Tonight, as a break from my chemistry studies, I am reading Julia's Kitchen Wisdom by Julia Child. So far it seems like it would be a very useful book for me to keep around. It gives the basics for how to start a soup, how to make a stock, mayonnaise, dressings, how to roast meats, etc. I haven't made it past the dressings yet. These are all of the things I need to memorize. The basics are so important, yet I don't know them. That's the problem with following recipes all of the time. I've come to rely on someone else to tell me what to do, when it's time to do it, etc. That's not right for me in the kitchen, especially if I want to make it out of my own kitchen some day.
I'm not sure yet if I want to pursue a culinary career, but it's an option. All things are possible.
I have so much to learn. I don't even know how to properly handle leeks. I just rinse the outside and chop up the white parts into small pieces. They've never looked dirty to me, but everything I've read states that I need to cut them a certain way to rinse the dirt out from between the layers.

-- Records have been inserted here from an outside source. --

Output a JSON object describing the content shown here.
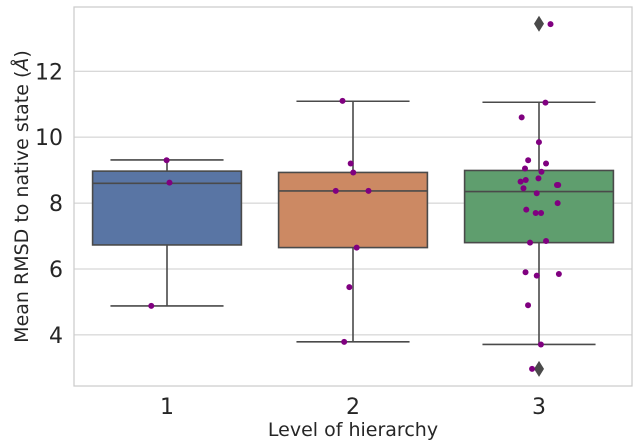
{
  "chart_data": {
    "type": "box",
    "xlabel": "Level of hierarchy",
    "ylabel": "Mean RMSD to native state (Å)",
    "ylabel_prefix": "Mean RMSD to native state (",
    "ylabel_unit": "Å",
    "ylabel_suffix": ")",
    "categories": [
      "1",
      "2",
      "3"
    ],
    "ylim": [
      2.45,
      13.95
    ],
    "yticks": [
      4,
      6,
      8,
      10,
      12
    ],
    "grid": "horizontal",
    "boxes": [
      {
        "category": "1",
        "color": "#5975a4",
        "whisker_low": 4.88,
        "q1": 6.73,
        "median": 8.6,
        "q3": 8.97,
        "whisker_high": 9.31,
        "outliers": []
      },
      {
        "category": "2",
        "color": "#cc8963",
        "whisker_low": 3.79,
        "q1": 6.65,
        "median": 8.37,
        "q3": 8.93,
        "whisker_high": 11.09,
        "outliers": []
      },
      {
        "category": "3",
        "color": "#5f9e6e",
        "whisker_low": 3.71,
        "q1": 6.8,
        "median": 8.35,
        "q3": 8.99,
        "whisker_high": 11.06,
        "outliers": [
          13.44,
          2.97
        ]
      }
    ],
    "points_color": "#800080",
    "points": [
      {
        "category": "1",
        "values": [
          9.3,
          8.62,
          4.88
        ]
      },
      {
        "category": "2",
        "values": [
          11.1,
          9.2,
          8.93,
          8.37,
          8.37,
          6.65,
          5.45,
          3.79
        ]
      },
      {
        "category": "3",
        "values": [
          13.43,
          11.05,
          10.6,
          9.85,
          9.3,
          9.2,
          9.05,
          8.95,
          8.75,
          8.7,
          8.65,
          8.55,
          8.55,
          8.45,
          8.3,
          8.0,
          7.8,
          7.7,
          7.7,
          6.85,
          6.8,
          5.9,
          5.85,
          5.8,
          4.9,
          3.71,
          2.97
        ]
      }
    ]
  }
}
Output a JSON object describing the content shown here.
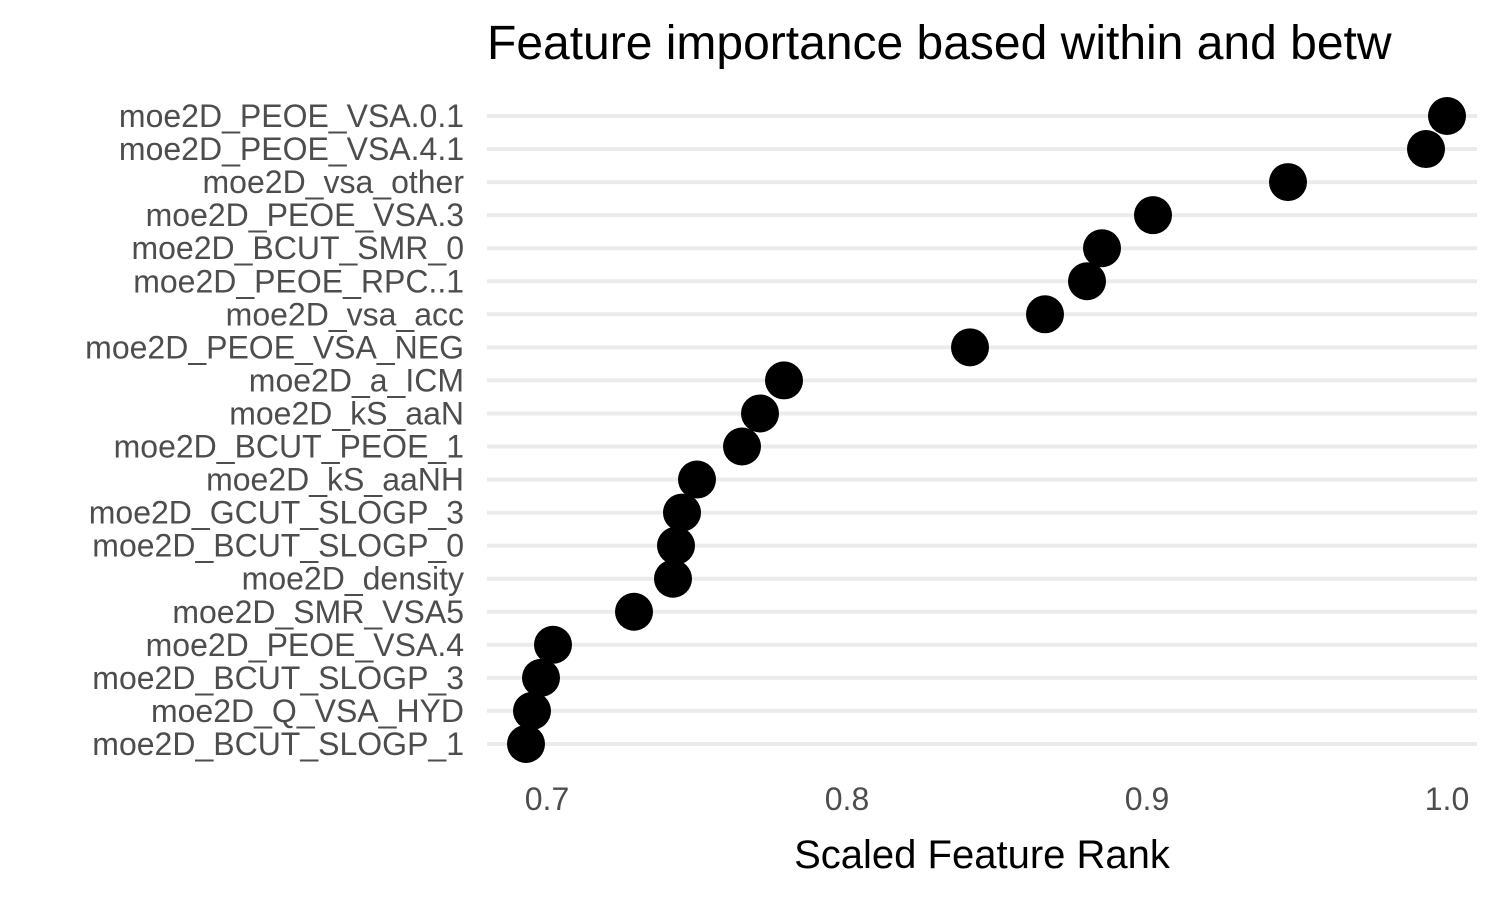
{
  "chart_data": {
    "type": "scatter",
    "title": "Feature importance based within and betw",
    "xlabel": "Scaled Feature Rank",
    "ylabel": "",
    "xlim": [
      0.68,
      1.01
    ],
    "xticks": [
      0.7,
      0.8,
      0.9,
      1.0
    ],
    "xtick_labels": [
      "0.7",
      "0.8",
      "0.9",
      "1.0"
    ],
    "grid": "horizontal",
    "point_color": "#000000",
    "categories": [
      "moe2D_PEOE_VSA.0.1",
      "moe2D_PEOE_VSA.4.1",
      "moe2D_vsa_other",
      "moe2D_PEOE_VSA.3",
      "moe2D_BCUT_SMR_0",
      "moe2D_PEOE_RPC..1",
      "moe2D_vsa_acc",
      "moe2D_PEOE_VSA_NEG",
      "moe2D_a_ICM",
      "moe2D_kS_aaN",
      "moe2D_BCUT_PEOE_1",
      "moe2D_kS_aaNH",
      "moe2D_GCUT_SLOGP_3",
      "moe2D_BCUT_SLOGP_0",
      "moe2D_density",
      "moe2D_SMR_VSA5",
      "moe2D_PEOE_VSA.4",
      "moe2D_BCUT_SLOGP_3",
      "moe2D_Q_VSA_HYD",
      "moe2D_BCUT_SLOGP_1"
    ],
    "values": [
      1.0,
      0.993,
      0.947,
      0.902,
      0.885,
      0.88,
      0.866,
      0.841,
      0.779,
      0.771,
      0.765,
      0.75,
      0.745,
      0.743,
      0.742,
      0.729,
      0.702,
      0.698,
      0.695,
      0.693
    ]
  }
}
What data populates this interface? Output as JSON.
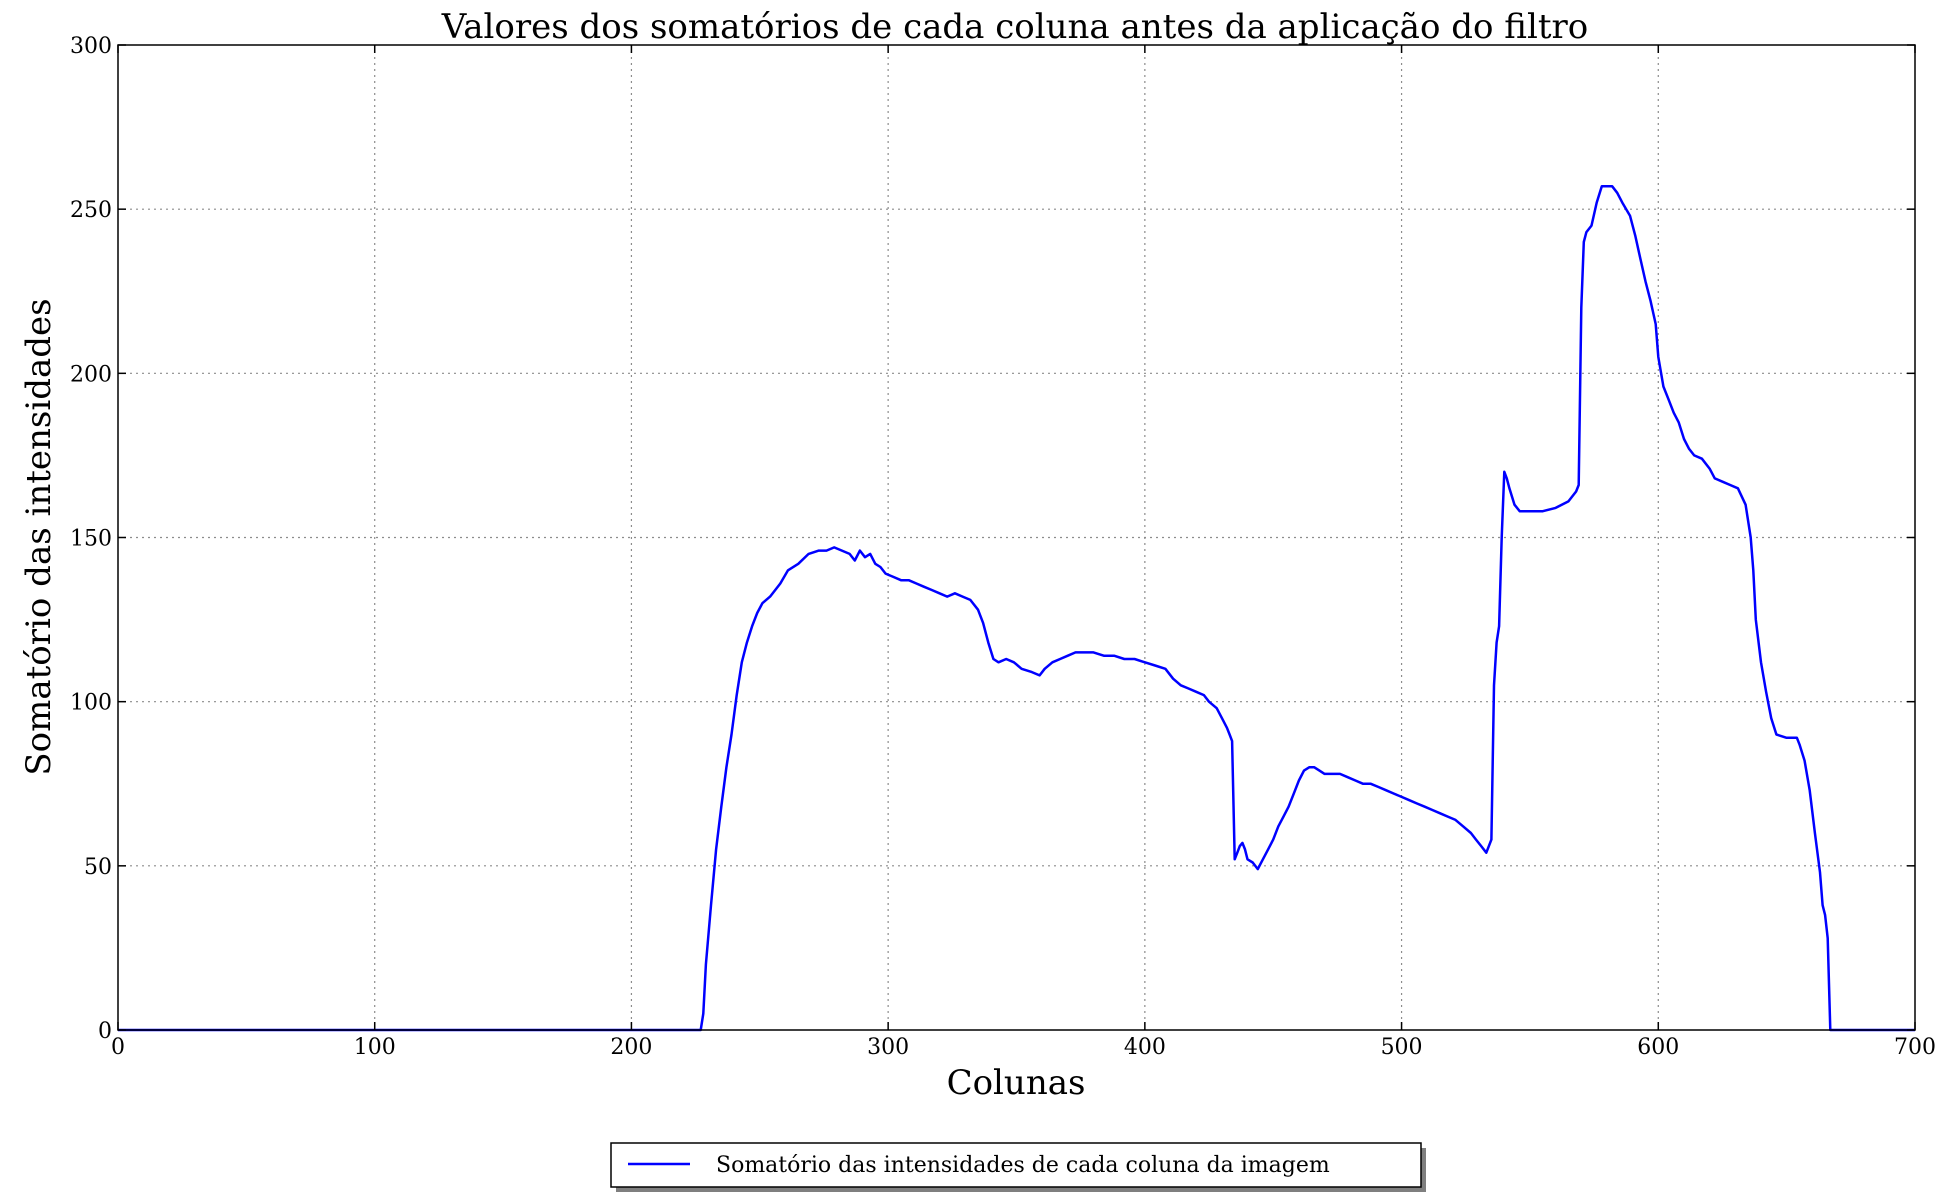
{
  "chart_data": {
    "type": "line",
    "title": "Valores dos somatórios de cada coluna antes da aplicação do filtro",
    "xlabel": "Colunas",
    "ylabel": "Somatório das intensidades",
    "xlim": [
      0,
      700
    ],
    "ylim": [
      0,
      300
    ],
    "xticks": [
      0,
      100,
      200,
      300,
      400,
      500,
      600,
      700
    ],
    "yticks": [
      0,
      50,
      100,
      150,
      200,
      250,
      300
    ],
    "grid": true,
    "legend_position": "bottom-center, below axes",
    "colors": {
      "series": "#0000ff",
      "grid": "#8c8c8c"
    },
    "series": [
      {
        "name": "Somatório das intensidades de cada coluna da imagem",
        "points": [
          [
            0,
            0
          ],
          [
            227,
            0
          ],
          [
            228,
            5
          ],
          [
            229,
            20
          ],
          [
            231,
            38
          ],
          [
            233,
            55
          ],
          [
            235,
            68
          ],
          [
            237,
            80
          ],
          [
            239,
            90
          ],
          [
            241,
            102
          ],
          [
            243,
            112
          ],
          [
            245,
            118
          ],
          [
            247,
            123
          ],
          [
            249,
            127
          ],
          [
            251,
            130
          ],
          [
            254,
            132
          ],
          [
            258,
            136
          ],
          [
            261,
            140
          ],
          [
            265,
            142
          ],
          [
            269,
            145
          ],
          [
            273,
            146
          ],
          [
            276,
            146
          ],
          [
            279,
            147
          ],
          [
            282,
            146
          ],
          [
            285,
            145
          ],
          [
            287,
            143
          ],
          [
            289,
            146
          ],
          [
            291,
            144
          ],
          [
            293,
            145
          ],
          [
            295,
            142
          ],
          [
            297,
            141
          ],
          [
            299,
            139
          ],
          [
            302,
            138
          ],
          [
            305,
            137
          ],
          [
            308,
            137
          ],
          [
            311,
            136
          ],
          [
            314,
            135
          ],
          [
            317,
            134
          ],
          [
            320,
            133
          ],
          [
            323,
            132
          ],
          [
            326,
            133
          ],
          [
            329,
            132
          ],
          [
            332,
            131
          ],
          [
            335,
            128
          ],
          [
            337,
            124
          ],
          [
            339,
            118
          ],
          [
            341,
            113
          ],
          [
            343,
            112
          ],
          [
            346,
            113
          ],
          [
            349,
            112
          ],
          [
            352,
            110
          ],
          [
            356,
            109
          ],
          [
            359,
            108
          ],
          [
            361,
            110
          ],
          [
            364,
            112
          ],
          [
            367,
            113
          ],
          [
            370,
            114
          ],
          [
            373,
            115
          ],
          [
            376,
            115
          ],
          [
            380,
            115
          ],
          [
            384,
            114
          ],
          [
            388,
            114
          ],
          [
            392,
            113
          ],
          [
            396,
            113
          ],
          [
            400,
            112
          ],
          [
            404,
            111
          ],
          [
            408,
            110
          ],
          [
            411,
            107
          ],
          [
            414,
            105
          ],
          [
            417,
            104
          ],
          [
            420,
            103
          ],
          [
            423,
            102
          ],
          [
            425,
            100
          ],
          [
            428,
            98
          ],
          [
            430,
            95
          ],
          [
            432,
            92
          ],
          [
            433,
            90
          ],
          [
            434,
            88
          ],
          [
            435,
            52
          ],
          [
            436,
            54
          ],
          [
            437,
            56
          ],
          [
            438,
            57
          ],
          [
            439,
            55
          ],
          [
            440,
            52
          ],
          [
            442,
            51
          ],
          [
            444,
            49
          ],
          [
            446,
            52
          ],
          [
            448,
            55
          ],
          [
            450,
            58
          ],
          [
            452,
            62
          ],
          [
            454,
            65
          ],
          [
            456,
            68
          ],
          [
            458,
            72
          ],
          [
            460,
            76
          ],
          [
            462,
            79
          ],
          [
            464,
            80
          ],
          [
            466,
            80
          ],
          [
            468,
            79
          ],
          [
            470,
            78
          ],
          [
            473,
            78
          ],
          [
            476,
            78
          ],
          [
            479,
            77
          ],
          [
            482,
            76
          ],
          [
            485,
            75
          ],
          [
            488,
            75
          ],
          [
            491,
            74
          ],
          [
            494,
            73
          ],
          [
            497,
            72
          ],
          [
            500,
            71
          ],
          [
            503,
            70
          ],
          [
            506,
            69
          ],
          [
            509,
            68
          ],
          [
            512,
            67
          ],
          [
            515,
            66
          ],
          [
            518,
            65
          ],
          [
            521,
            64
          ],
          [
            524,
            62
          ],
          [
            527,
            60
          ],
          [
            529,
            58
          ],
          [
            531,
            56
          ],
          [
            533,
            54
          ],
          [
            535,
            58
          ],
          [
            536,
            105
          ],
          [
            537,
            118
          ],
          [
            538,
            123
          ],
          [
            539,
            150
          ],
          [
            540,
            170
          ],
          [
            541,
            168
          ],
          [
            542,
            165
          ],
          [
            544,
            160
          ],
          [
            546,
            158
          ],
          [
            550,
            158
          ],
          [
            555,
            158
          ],
          [
            560,
            159
          ],
          [
            565,
            161
          ],
          [
            568,
            164
          ],
          [
            569,
            166
          ],
          [
            570,
            220
          ],
          [
            571,
            240
          ],
          [
            572,
            243
          ],
          [
            574,
            245
          ],
          [
            576,
            252
          ],
          [
            578,
            257
          ],
          [
            582,
            257
          ],
          [
            584,
            255
          ],
          [
            586,
            252
          ],
          [
            589,
            248
          ],
          [
            591,
            242
          ],
          [
            593,
            235
          ],
          [
            595,
            228
          ],
          [
            597,
            222
          ],
          [
            599,
            215
          ],
          [
            600,
            205
          ],
          [
            602,
            196
          ],
          [
            604,
            192
          ],
          [
            606,
            188
          ],
          [
            608,
            185
          ],
          [
            610,
            180
          ],
          [
            612,
            177
          ],
          [
            614,
            175
          ],
          [
            617,
            174
          ],
          [
            620,
            171
          ],
          [
            622,
            168
          ],
          [
            625,
            167
          ],
          [
            628,
            166
          ],
          [
            631,
            165
          ],
          [
            634,
            160
          ],
          [
            636,
            150
          ],
          [
            637,
            140
          ],
          [
            638,
            125
          ],
          [
            640,
            112
          ],
          [
            642,
            103
          ],
          [
            644,
            95
          ],
          [
            646,
            90
          ],
          [
            650,
            89
          ],
          [
            654,
            89
          ],
          [
            655,
            87
          ],
          [
            657,
            82
          ],
          [
            659,
            73
          ],
          [
            661,
            60
          ],
          [
            663,
            48
          ],
          [
            664,
            38
          ],
          [
            665,
            35
          ],
          [
            666,
            28
          ],
          [
            667,
            0
          ],
          [
            700,
            0
          ]
        ]
      }
    ]
  }
}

I don't really know how to dice versus chop, or julienne, or chiffonade. I want to go take classes to learn these things. I know that in culinary school they'd teach me the basics, but for now I need to learn what I can at home. Culinary school is a possibility, but not until next spring. I need to be 24 years old before I can start getting grants for school, and no I don't want loans hanging over my head for the rest of my life. I already owe the bf money for my education.
I do worry that if I start working and get stuck in a job that I'll end up being 40 or more before I start thinking about culinary school again. That is just so sad a thought.
I am scared of culinary school. I'm scared of commercial kitchens. I'm scared of the way things operate, the stress, the frustration, the high energy. I like to cook slowly. I do wish I could chop an onion or carrot faster, but it feels like a great labor of love to do things slowly. I also get to listen to audio books or The Splendid Table while I am preparing the mise en place.
I love trying out new and exotic recipes, but only recently have I started making my own stock, and just last week I made my first beef stew from what I had lying around (I had to look up how to do that!).
I suppose I am being too hard on myself for not knowing these things. I've been having to study everything else for the last 3 years, and I only started to really enjoy cooking a year and a half ago.
Given time, energy, and some brain power I think I could do pretty well with cooking. My family is always telling me that they'd love to see me go to culinary school and/or start cooking professionally. They say that chefs make good money, and that I have the passion.
I may have the passion, but the basics and a lack of fear are what I'm missing.
Maybe writing here to you all will help me get them.